Non le interessava più di nulla, di nulla in assoluto.
Solo a quel punto si era accorta che Sparrow sembrava essere abbastanza impaziente di dirle qualcosa.
- Che c’è? – aveva domandato, decidendosi a guardarlo negli occhi.
Quello che vi aveva scorto l’aveva lasciata di stucco: era forse… speranza?
- Sono davvero rammaricato dall’increscioso svolgersi delle vicende e dal nefasto nonché luttuoso evento di oggi pomeriggio… - aveva incominciato, gesticolando lentamente, come se avesse cercato di aiutarsi con le mani ad amalgamare le sue parole.
- Ma? – lo aveva interrotto bruscamente la ragazza, troppo stanca per prestare attenzione ai suoi intricati giochi di parole.
Il pirata aveva ghignato appena, i denti d’oro a baluginare nella fioca luce della luna e la giovane si era chiesta con un guizzo d’odio cosa diamine ci trovasse di divertente in quella situazione sputata dall’nferno.
- Pare che Miss Marion Hawke abbia la pellaccia dura quasi quanto quella della figlia… - aveva cantilenato, sibillino.
- Cosa vuol dire? Mia madre è ancora viva? Parla o giuro che ti strappo la barba! – aveva esclamato improvvisamente lei, facendo fare un passo indietro all’interlocutore, che aveva portato istintivamente una mano al pizzetto.
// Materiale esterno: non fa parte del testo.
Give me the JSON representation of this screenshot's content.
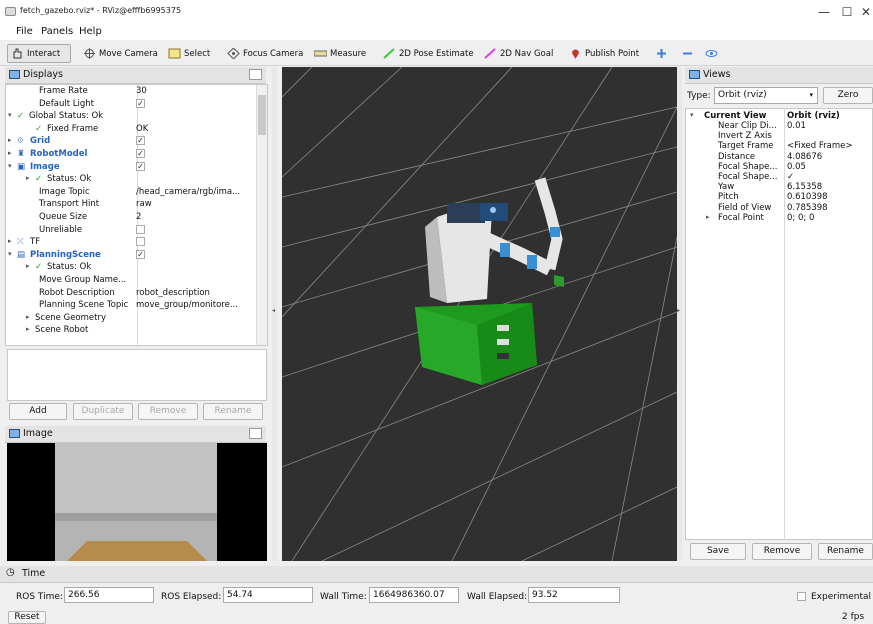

- Beh, non credo siano molte le donne inglesi dagli occhi “color della tempesta” e munite di “collana del mare” che passano da queste parti… - aveva citato testualmente ciò che era riuscito a estorcere a un paesano, agganciando distrattamente la bussola alla cintura.
Non aveva quasi fatto in tempo a terminare la frase che il peso improvviso della bionda l’aveva fatto piombare in terra, l’acqua salata fino ai gomiti.
- Jack, ti adoro! – aveva esclamato Cristal, abbracciandolo con tutto l’affetto che ormai si era resa conto di provare per lui.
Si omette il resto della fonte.